Sunday, July 12, 2009

A hitchikers guide to not sleeping

And the day went its merry way, and I had my photograph taken with a lovely fraudelein in a reputed beer kellar, in traditional costume! This fantasy over (thank you rachel!) it was time to hitch off, leaving munich for a travel experience par excellence, the hitch to croatia, i was to attempt it in one go, aiming for Zagreb. Bidding au revoir to Rach (she had decided to return home as she missed her folks) Simon, a consultant in energy efficiency on behalf of the german government, whisked me off 50km to near the Austrian border. Here, chancing a lorry driver's good will, I came accross the powerfully communicative Papez, a liquid male of extraordinary energy and booming, slighlt alarming speech, who was destined for Ljubliana, Slovenia. He was to leave in 7 hours, at 3am, so i coffeed myself and stayed awake, outside his blacked out truck an hour early keeping watch for his stirring.
And then, a lion awaking to roar accross the borders of two nations, he stirred his car transporter into honking and verssatile mobility and we sped and bullied our way accross the border and deep into austria quicker than you could say "zehr gut". In a mixture of halting german, bizzare gestures, and having the courage to look the manic meatro straight in his wide eyed face, our meanings somehow convened on some basic facts and back-slapping rapport (if this had been possible accorss the roomy cab).
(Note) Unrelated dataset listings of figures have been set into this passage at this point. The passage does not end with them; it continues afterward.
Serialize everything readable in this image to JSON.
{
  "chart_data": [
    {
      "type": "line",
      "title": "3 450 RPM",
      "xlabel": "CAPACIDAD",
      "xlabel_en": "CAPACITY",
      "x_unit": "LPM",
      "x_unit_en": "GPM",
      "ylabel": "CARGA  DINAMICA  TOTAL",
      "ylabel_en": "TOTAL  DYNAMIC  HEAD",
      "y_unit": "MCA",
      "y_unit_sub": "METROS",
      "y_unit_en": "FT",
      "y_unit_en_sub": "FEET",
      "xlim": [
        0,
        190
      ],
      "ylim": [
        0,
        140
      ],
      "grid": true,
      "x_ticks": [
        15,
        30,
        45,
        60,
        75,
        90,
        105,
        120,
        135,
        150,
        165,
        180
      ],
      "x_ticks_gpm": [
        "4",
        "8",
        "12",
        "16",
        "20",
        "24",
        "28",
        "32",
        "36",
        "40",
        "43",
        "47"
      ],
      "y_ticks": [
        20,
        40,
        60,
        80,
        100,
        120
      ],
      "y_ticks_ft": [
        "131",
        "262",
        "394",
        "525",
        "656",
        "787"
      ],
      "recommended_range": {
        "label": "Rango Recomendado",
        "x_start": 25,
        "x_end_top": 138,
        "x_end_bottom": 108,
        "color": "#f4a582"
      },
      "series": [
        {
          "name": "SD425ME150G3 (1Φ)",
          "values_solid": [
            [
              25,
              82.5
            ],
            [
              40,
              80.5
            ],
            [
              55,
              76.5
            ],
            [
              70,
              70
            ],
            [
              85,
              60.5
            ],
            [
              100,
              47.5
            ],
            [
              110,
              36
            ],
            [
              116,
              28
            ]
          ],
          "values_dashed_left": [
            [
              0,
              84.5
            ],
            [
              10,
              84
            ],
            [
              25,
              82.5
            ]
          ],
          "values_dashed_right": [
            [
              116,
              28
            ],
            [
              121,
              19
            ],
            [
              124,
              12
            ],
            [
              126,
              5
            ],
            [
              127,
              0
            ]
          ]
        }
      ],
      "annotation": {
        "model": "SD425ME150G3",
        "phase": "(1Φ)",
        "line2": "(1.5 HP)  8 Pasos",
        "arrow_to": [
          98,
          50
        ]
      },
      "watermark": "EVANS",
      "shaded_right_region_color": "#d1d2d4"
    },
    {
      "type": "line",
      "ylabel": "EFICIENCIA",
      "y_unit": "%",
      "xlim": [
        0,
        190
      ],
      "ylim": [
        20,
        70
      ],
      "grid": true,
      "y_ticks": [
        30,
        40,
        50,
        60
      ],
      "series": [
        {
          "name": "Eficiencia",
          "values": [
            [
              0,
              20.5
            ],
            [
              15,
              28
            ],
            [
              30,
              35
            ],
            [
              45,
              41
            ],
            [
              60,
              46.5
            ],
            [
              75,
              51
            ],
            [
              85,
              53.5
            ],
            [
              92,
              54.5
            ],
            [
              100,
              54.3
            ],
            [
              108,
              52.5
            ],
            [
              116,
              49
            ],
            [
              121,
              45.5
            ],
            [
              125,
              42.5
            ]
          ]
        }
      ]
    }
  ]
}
Despite at one point, slowed by a problem in the chucklingly named Karawanken tunnel, prompting a Gollum style snarl of "SCHIEZE" from Papez, we ploughed into Ljubliana at 940 am. PApez bead e ma goodbye, he had been very kind and excellent host, giving me cigarrettes and coffee, which we consumed together in the "cockpit".
Croatia was found by 1pm, after a much deserved lie down under a service station tree, Mario and Tanja dropping me with an ice cream and a chicken sandwich. Then began an impossible, 6 hour attempt to hitch a lift, my gathering spentness driving a certain paranoia and, married with the unsubtle unfirendliness of a chunky cohort of the natives (finger wagging expressions of contempt or blankly looking straight through me) Iw as almost in tears when I ahd the "bight" idea of walking to Zagreb 5km away. this was 9pm, and the walk took about 3 hours in the end, wadnering through a brownfield site the size of Burnley, and having chosen not to sleep in a golf course's bunker I slipped in to the city like a rat, along tram tracks, motorway verges and graffiti lined boulevards under the carways. Zagreb, but would I sleep and would i find a way to get to Zadar 200km away for tomorrow night to meet Kieran off his plane?